In a 2012 decision, Judge Jon Newman noted among the facts “essentially not disputed” that “Starbucks mounted an anti-union campaign aimed at tracking and restricting the growth of pro-union sentiment” and “employed a number of restrictive and illegal policies” in the process, and said it had been reasonable for the NLRB to conclude, in its decision siding with Gross, that there was “persuasive evidence of negative animus directed specifically toward Gross for those [union] activities.” Still, the judge concluded, “Gross’ documented performance deficiencies provide a sufficient and independent reason to fire him.” In the same decision, Judge Newman sided with Millett and Starbucks, and against the NLRB and the IWW, in concluding that it was acceptable for Starbucks to restrict employees to wearing only one union button, even though they were allowed to wear multiple buttons of other kinds. He also remanded the firing of another employee, Joe Agins Jr., back to the NLRB on the grounds that in siding with Agins, the Labor Board hadn’t sufficiently taken into account the public nature of his off-duty “outburst” in an argument with a manager at the store about the union.

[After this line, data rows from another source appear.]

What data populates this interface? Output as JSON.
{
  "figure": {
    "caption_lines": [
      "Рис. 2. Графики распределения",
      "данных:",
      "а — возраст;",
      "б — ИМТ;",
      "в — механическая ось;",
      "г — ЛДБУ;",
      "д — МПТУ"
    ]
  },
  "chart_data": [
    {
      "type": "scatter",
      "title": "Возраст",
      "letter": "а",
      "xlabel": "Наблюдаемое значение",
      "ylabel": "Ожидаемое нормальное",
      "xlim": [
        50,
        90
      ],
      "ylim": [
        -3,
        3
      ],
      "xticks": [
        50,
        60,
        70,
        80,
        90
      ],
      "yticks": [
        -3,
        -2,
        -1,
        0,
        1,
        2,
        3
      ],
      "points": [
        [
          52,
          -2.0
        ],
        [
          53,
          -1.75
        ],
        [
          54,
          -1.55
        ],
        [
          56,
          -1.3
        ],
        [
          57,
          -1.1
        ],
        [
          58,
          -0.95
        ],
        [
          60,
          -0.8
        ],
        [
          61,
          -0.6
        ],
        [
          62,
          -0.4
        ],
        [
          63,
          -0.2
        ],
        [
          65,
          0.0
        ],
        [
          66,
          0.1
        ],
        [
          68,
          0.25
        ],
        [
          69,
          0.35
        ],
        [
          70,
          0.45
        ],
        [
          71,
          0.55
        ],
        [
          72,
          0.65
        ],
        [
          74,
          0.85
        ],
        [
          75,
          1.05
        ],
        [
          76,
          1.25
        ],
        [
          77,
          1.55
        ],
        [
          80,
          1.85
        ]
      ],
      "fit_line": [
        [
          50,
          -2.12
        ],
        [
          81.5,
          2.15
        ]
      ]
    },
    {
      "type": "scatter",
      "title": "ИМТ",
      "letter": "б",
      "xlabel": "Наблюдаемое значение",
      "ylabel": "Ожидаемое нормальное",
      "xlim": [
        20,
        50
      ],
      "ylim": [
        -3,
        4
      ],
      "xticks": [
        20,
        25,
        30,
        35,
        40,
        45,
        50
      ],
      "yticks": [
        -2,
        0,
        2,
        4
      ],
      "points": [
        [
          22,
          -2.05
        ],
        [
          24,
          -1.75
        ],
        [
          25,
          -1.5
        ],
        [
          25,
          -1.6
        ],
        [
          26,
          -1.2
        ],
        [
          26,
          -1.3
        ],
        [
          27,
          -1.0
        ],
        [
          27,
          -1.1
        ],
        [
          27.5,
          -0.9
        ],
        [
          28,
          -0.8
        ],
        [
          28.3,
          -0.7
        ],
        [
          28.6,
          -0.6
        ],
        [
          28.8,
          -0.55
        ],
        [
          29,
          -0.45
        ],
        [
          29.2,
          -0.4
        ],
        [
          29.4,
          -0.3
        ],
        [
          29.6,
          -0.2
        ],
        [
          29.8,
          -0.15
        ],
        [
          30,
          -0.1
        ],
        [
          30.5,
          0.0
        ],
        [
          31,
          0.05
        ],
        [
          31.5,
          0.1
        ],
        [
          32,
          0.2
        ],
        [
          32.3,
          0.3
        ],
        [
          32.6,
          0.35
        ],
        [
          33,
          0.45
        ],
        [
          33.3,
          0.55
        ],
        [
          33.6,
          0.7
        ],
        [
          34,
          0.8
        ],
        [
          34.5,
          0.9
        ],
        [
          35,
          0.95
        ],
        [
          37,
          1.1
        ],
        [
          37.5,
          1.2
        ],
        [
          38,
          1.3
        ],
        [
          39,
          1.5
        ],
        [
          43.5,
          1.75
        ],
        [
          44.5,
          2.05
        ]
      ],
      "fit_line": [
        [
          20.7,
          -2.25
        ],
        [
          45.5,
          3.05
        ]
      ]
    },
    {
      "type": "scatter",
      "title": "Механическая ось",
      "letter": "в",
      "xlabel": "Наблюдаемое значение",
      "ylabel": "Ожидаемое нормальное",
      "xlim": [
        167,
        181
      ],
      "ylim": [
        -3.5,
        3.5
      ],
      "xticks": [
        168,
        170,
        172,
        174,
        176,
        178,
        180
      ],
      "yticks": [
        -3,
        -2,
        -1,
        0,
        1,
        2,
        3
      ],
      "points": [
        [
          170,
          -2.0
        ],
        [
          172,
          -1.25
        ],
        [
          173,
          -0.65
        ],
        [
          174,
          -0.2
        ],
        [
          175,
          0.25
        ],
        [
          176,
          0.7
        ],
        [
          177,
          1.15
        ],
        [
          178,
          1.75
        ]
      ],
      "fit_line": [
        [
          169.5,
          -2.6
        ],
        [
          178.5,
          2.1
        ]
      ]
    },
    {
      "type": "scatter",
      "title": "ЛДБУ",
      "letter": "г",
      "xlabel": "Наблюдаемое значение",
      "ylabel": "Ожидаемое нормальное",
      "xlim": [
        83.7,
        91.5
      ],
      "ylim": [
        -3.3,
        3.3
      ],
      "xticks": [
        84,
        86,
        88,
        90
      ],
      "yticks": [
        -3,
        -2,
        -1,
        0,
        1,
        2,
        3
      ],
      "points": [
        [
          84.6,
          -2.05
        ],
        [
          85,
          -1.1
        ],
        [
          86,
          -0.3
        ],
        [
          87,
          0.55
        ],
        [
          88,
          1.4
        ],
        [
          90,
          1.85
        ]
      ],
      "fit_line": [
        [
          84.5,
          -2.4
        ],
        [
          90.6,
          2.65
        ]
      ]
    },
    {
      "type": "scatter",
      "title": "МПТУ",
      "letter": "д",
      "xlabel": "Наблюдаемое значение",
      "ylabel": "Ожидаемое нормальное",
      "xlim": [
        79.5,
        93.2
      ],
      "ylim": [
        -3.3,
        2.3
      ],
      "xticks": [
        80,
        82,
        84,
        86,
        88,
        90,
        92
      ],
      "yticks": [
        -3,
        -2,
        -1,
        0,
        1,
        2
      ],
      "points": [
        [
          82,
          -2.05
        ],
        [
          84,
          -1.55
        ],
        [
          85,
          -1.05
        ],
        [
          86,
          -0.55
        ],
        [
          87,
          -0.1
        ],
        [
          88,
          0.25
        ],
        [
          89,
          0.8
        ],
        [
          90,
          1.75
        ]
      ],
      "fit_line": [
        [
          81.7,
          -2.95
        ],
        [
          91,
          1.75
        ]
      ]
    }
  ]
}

While the judge wrote that Gross “was, in many respects, a poor employee,” Gross countered that he had been “literally an award-winning barista” until “somehow, when I went public with the union, I lost all my barista skills as far as they were concerned." He charged that “Starbucks, with Akin Gump, succeeded in really undermining my own right of free association, and helped Starbucks send a chilling message to other workers.” While acknowledging that “both sides are entitled to representation” in court, Gross said that Millett and her colleagues went far beyond that: “they help companies outside the courtroom, on the shop floor and elsewhere, architect very deceptive, cynical, and frankly powerful anti-union campaigns against workers.” Fellow fired activist Agins authored an online petition urging Obama to withdraw Millett’s nomination on the grounds that she “argued in the Second Circuit to reverse the three judicial victories that I have won against the anti-union strategy that her law firm devised for Starbucks,” and “would not be able to rule impartially on questions of worker freedom of association.”
President Obama has tapped appointees with stints on both sides of labor-management disputes. To the chagrin of Republicans, he’s chosen former union attorneys among his appointees to the NLRB, and a new labor secretary who chaired the board of a labor group. But his Cabinet members’ résumés also include alleged union-busting companies Hyatt, New York University and Wal-Mart.